2 comments on “Enemies of Civilization

  1. Adoption can rack up six figures in legal fees. I think if it wasn’t that way, people would do it more. I would love to adopt, but I will never in my life be able to afford it. It dwarfs the expense of fertility treatments, as expensive as they are, and the time it takes can be years longer. The adoption industry also preys pretty heavily on vulnerable women who would probably rather keep their babies, but can’t, for whatever reason, in a way that is extremely problematic. I’m not condemning the practice of adoption at all; like I said, I would do it if I could afford it, but the industry is a for-profit venture that exploits women and especially those in vulnerable populations. Those who are not so profit hungry are worse, because they have horrifying agendas, usually religious ones. The industry lacks the regulation and reform necessary to make it a purely feel good thing.

    It is also very difficult to adopt in single parent or GL&T households. Although the USA is one of the few countries who adopts to GL&T couples, it is rare, and all the GL&T prospective parent couples in the free world are competing to adopt those children. You’ll find these adopted US children in the Netherlands, in France, in the UK and everywhere, but only as many as will be allowed by their birth mothers and their agencies.

    With foster parents, the income bar is lower, but it is still there. I consider myself fairly well off, but on paper, I would not qualify for a foster child. Even as a homeowner with two cars and a decent job with full benefits, being the sole earner in a family of my size leaves me looking like I break about even on paper. I feel like we could tighten our belts and take another, and there are subsidies you can get to help, but in order to qualify at all, you have to prove that you don’t *need* the subsidies in order to support the child. Also, as you know, I have mental health issues and who knows if that would disqualify me. Hell, maybe it should.

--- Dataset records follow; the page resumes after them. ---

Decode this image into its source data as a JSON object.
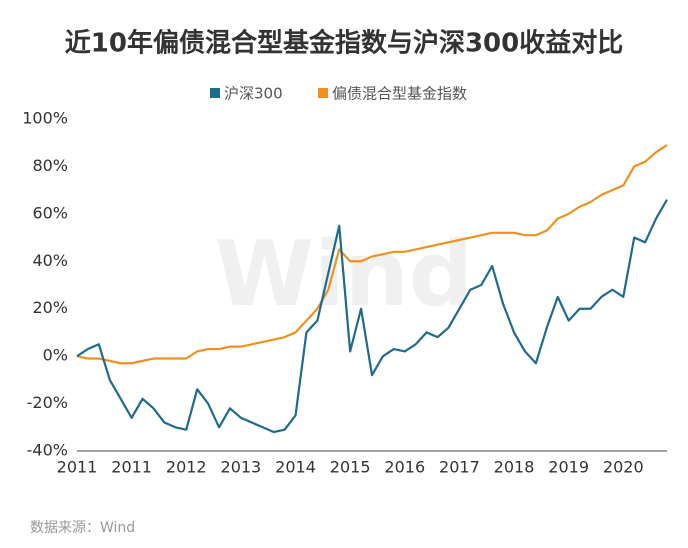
{
  "chart_data": {
    "type": "line",
    "title": "近10年偏债混合型基金指数与沪深300收益对比",
    "source": "数据来源：Wind",
    "watermark": "Wind",
    "categories": [
      "2011",
      null,
      null,
      null,
      null,
      "2011",
      null,
      null,
      null,
      null,
      "2012",
      null,
      null,
      null,
      null,
      "2013",
      null,
      null,
      null,
      null,
      "2014",
      null,
      null,
      null,
      null,
      "2015",
      null,
      null,
      null,
      null,
      "2016",
      null,
      null,
      null,
      null,
      "2017",
      null,
      null,
      null,
      null,
      "2018",
      null,
      null,
      null,
      null,
      "2019",
      null,
      null,
      null,
      null,
      "2020",
      null,
      null,
      null,
      null
    ],
    "series": [
      {
        "name": "沪深300",
        "color": "#1f6b8e",
        "values": [
          0,
          3,
          5,
          -10,
          -18,
          -26,
          -18,
          -22,
          -28,
          -30,
          -31,
          -14,
          -20,
          -30,
          -22,
          -26,
          -28,
          -30,
          -32,
          -31,
          -25,
          10,
          15,
          35,
          55,
          2,
          20,
          -8,
          0,
          3,
          2,
          5,
          10,
          8,
          12,
          20,
          28,
          30,
          38,
          22,
          10,
          2,
          -3,
          12,
          25,
          15,
          20,
          20,
          25,
          28,
          25,
          50,
          48,
          58,
          66
        ]
      },
      {
        "name": "偏债混合型基金指数",
        "color": "#f0901f",
        "values": [
          0,
          -1,
          -1,
          -2,
          -3,
          -3,
          -2,
          -1,
          -1,
          -1,
          -1,
          2,
          3,
          3,
          4,
          4,
          5,
          6,
          7,
          8,
          10,
          15,
          20,
          28,
          45,
          40,
          40,
          42,
          43,
          44,
          44,
          45,
          46,
          47,
          48,
          49,
          50,
          51,
          52,
          52,
          52,
          51,
          51,
          53,
          58,
          60,
          63,
          65,
          68,
          70,
          72,
          80,
          82,
          86,
          89
        ]
      }
    ],
    "ylim": [
      -40,
      100
    ],
    "yticks": [
      {
        "value": -40,
        "label": "-40%"
      },
      {
        "value": -20,
        "label": "-20%"
      },
      {
        "value": 0,
        "label": "0%"
      },
      {
        "value": 20,
        "label": "20%"
      },
      {
        "value": 40,
        "label": "40%"
      },
      {
        "value": 60,
        "label": "60%"
      },
      {
        "value": 80,
        "label": "80%"
      },
      {
        "value": 100,
        "label": "100%"
      }
    ],
    "grid": false
  }
}
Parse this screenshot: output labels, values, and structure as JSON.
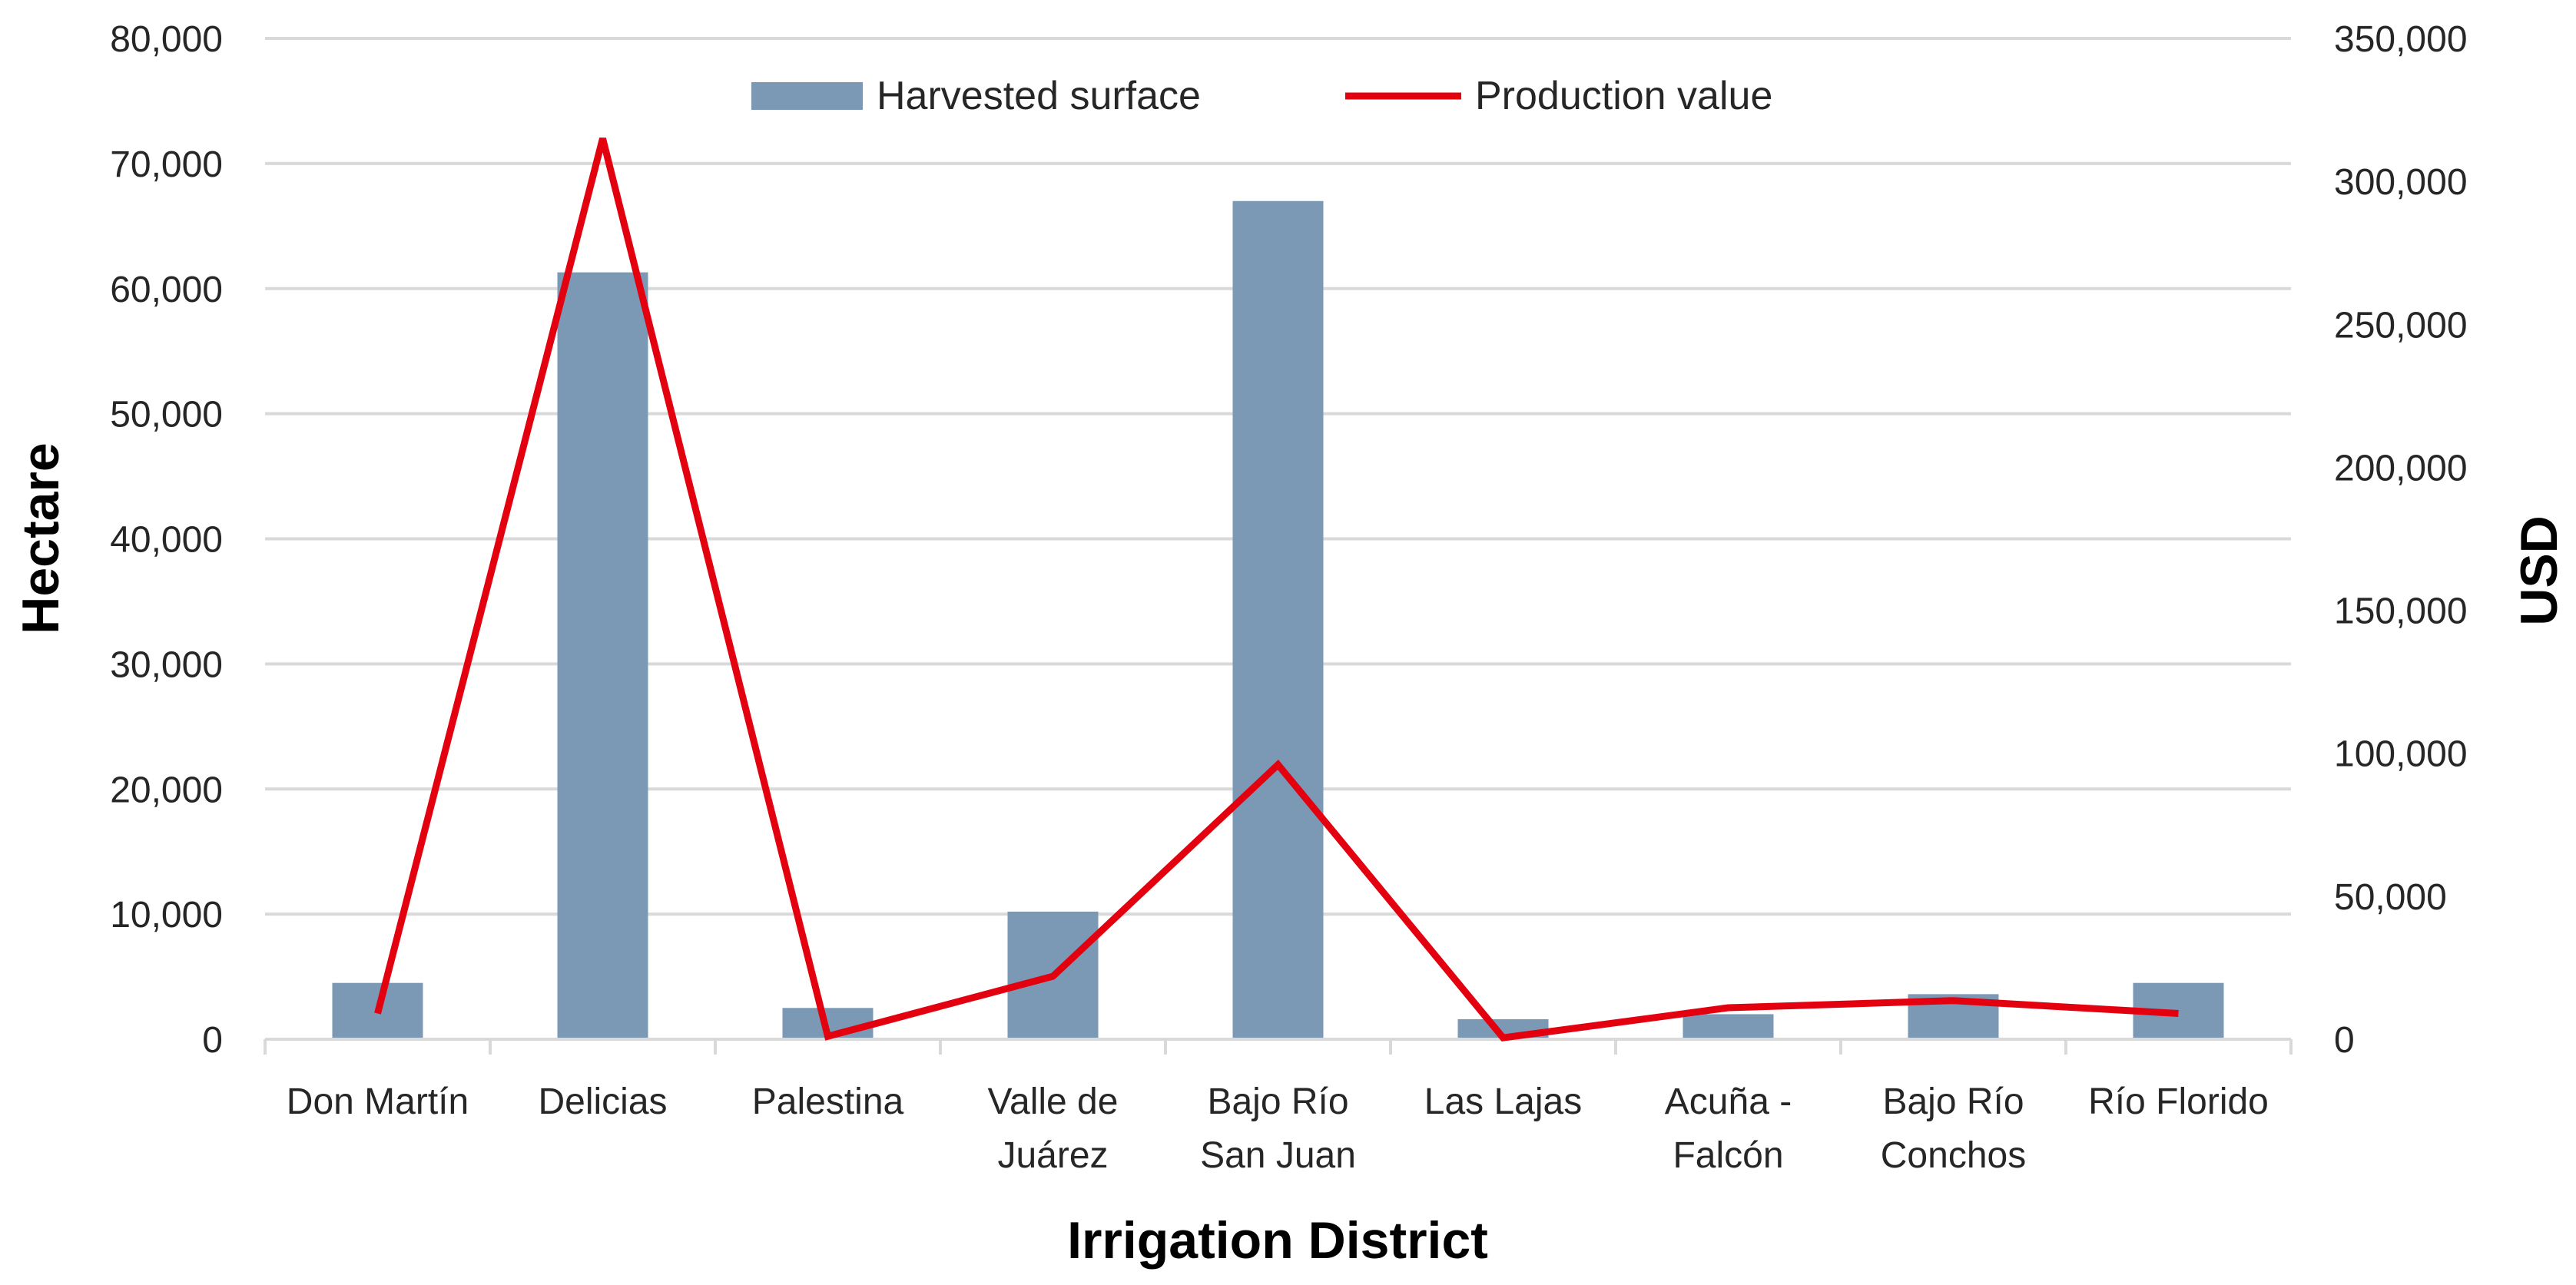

    • The adoption industry can be hella sketch, yeah, particularly the international adoption scene. I get the distinct impression that international adoption is all about stealing children from non-white children to be sold to white Christian parents for a “proper” upbringing, which is the main reason I didn’t go all “there are starving children in South America” about it.

      My main focus is on the foster system because those kids typically have some kind of documented reason why they are in foster care (with the exception of kids taken from Rez families, which works most like international adoption in the way I mentioned earlier) and the lack of interest in foster children is a major societal problem. I wouldn’t ever mandate that people take on foster kids rather than be permitted to have their own children–again, pro-choice–but I think it’s kinda screwy that there’s this great cultural push toward saving a shelter pet but foster kids are treated like a consolation prize for those who can’t have “real” children of their own. That’s fucked up. It doesn’t have to be everybody’s only option, and I wouldn’t want it to be, but if more people considered foster kids their first rather than last choice it’d make things better.

      It’s not a perfectly clear-cut moral issue, though, and I can understand why there would be so many different ways to follow one’s own conscience. I just feel like the “people who get abortions just don’t want to be inconvenienced because they are so selfish” meme gets so much traction that the pro-choice pro-abortion stance might not be a terrible thing to add to the mix. “Birth first choice, fostering/adoption last choice if ever” folks don’t have a monopoly on taking a moral stand.